Like any action movie, they have to overcome obstacles and band together with teamwork to achieve their greater purpose in their films existence. Morgan Freeman is the voice of the all-knowing and “virtuous” wizard, Vitruvius, Will Ferrell is everywhere and the bad guy and all their celeb friends banded together to make one hell of a LEGO film. It’s funny for anyone and everyone, and if you dislike it you’re an asshole. And that’s coming from someone (myself) who’s an asshole, and who doesn’t like anything.
Now, before we get into the meat of this, I must say, SPOILER ALERT !!!! to what I’m about to discuss ahead.
Now, that that’s out of the way, on to the meat:
In the end, you learn, that all that you’ve been watching is the imagination of a young child. This young boy is playing with his father’s perfectly crafted and super elaborate Lego sets. The young boy, who has been behind the storyline of the Evil “Lord Business” (Will Ferrell) who never lets anyone build what they want out of all the Lego in Lego City. Is in fact, about how the kids father “Lord Business” or “The Man Upstairs”, won’t let the actual kid explore his abilities with crafting Lego. From what the kid crafts throughout the movie, including the pirate, Metal Beard (Nick Offerman), it would appear that he’s some sort of Lego savant. Like a Raymond Babbitt of foot mangling mini-construction toys.
It’s endearing in the end, as you watch the child go from afraid of what his father might think about his creations. To the fact that his father finally sees what he’s crafted and learns to move on from the obsessive placed signs that read “do not touch” and “keep away”. There’s a point as Ferrell is arguing with his kid, he says, “these aren’t toys,” to which his kid responds. “But, they kind of are? I mean, this ones box reads ages 8-14”. As someone who refrains from nostalgia, it’s a nice reminder that it’s a necessity to feel human. Ferrell’s disdain to anyone touching his Lego’s, his own son even, is a sign of him wanting to keep the nostalgia of his achievements past. To change it would interfere with his remembering of a past event that makes him feel good. The Lego’s and their perfection act as his time capsule.

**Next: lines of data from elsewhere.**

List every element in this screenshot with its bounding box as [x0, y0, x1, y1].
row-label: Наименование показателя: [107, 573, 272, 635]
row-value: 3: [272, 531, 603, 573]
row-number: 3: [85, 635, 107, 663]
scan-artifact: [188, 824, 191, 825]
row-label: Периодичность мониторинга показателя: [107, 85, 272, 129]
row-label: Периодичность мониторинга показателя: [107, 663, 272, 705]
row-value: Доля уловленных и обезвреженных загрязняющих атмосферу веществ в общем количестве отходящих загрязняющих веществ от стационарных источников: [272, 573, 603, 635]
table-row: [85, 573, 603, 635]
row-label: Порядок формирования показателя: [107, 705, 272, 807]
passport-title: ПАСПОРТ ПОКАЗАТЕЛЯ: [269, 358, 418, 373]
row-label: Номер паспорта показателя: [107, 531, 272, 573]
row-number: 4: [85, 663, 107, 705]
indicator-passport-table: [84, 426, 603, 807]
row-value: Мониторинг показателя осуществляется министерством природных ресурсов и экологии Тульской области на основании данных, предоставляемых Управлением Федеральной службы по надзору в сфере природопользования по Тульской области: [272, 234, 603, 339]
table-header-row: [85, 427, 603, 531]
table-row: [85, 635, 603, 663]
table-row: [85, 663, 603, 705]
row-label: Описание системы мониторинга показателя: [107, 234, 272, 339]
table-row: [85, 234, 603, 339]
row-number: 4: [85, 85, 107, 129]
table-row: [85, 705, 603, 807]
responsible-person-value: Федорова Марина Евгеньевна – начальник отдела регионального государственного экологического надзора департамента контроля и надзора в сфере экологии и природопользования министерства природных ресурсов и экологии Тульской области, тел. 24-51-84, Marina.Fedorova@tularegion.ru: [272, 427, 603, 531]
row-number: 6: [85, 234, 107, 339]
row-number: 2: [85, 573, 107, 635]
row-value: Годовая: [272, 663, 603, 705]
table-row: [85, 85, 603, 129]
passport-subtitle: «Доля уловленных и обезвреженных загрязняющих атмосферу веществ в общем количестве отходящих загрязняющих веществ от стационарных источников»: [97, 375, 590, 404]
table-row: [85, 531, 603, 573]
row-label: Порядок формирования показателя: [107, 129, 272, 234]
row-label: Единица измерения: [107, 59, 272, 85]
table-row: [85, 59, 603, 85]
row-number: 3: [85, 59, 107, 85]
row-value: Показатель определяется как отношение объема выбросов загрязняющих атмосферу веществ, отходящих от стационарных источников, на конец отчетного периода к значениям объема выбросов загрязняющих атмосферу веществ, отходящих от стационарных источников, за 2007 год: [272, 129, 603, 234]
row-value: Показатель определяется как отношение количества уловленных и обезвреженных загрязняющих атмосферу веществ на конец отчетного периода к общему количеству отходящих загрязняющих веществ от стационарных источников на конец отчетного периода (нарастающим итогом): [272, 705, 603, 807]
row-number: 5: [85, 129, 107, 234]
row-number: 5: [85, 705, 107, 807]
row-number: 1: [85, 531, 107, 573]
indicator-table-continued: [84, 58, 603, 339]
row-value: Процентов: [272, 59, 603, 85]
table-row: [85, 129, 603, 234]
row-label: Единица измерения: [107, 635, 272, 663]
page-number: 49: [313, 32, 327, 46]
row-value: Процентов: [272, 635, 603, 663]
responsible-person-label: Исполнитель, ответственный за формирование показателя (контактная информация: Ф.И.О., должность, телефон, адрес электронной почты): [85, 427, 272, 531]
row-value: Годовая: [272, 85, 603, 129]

We’re all lost on the way to our collectibles, and convention exclusives, our time capsules if you will. They’re just toys, nothing more, nothing less. And the idea of keeping them in “mint condition” and “how much they’re worth” in the end is preposterous, and sounds a death knell to your childhood sense of wonder. Most things that have worth, you can never find a buyer for. And when you do, they’ll never pay the price you’re looking for. Someone told you that Boba Fett was worth $500, well get ready to be low-balled by anyone and everyone, and then sell it for a fraction of that $500. There’s no imagination in those endeavors. Last time I checked though, toys, fantasy, Legos, all of it. Was about imagination.
Lego Movie with it’s pseudo-twist ending, although a child’s movie about exploding Legos and shiny things , is also a lesson in not forgetting your imagination and allowing creativity to flourish. Even if it’s at the expense of something that’s been the norm for your entire life.
And if all that isn’t worth it, then Charlie Day as a space man that just wants to build a space ship is well worth the $12. Anything with Charlie Day is though.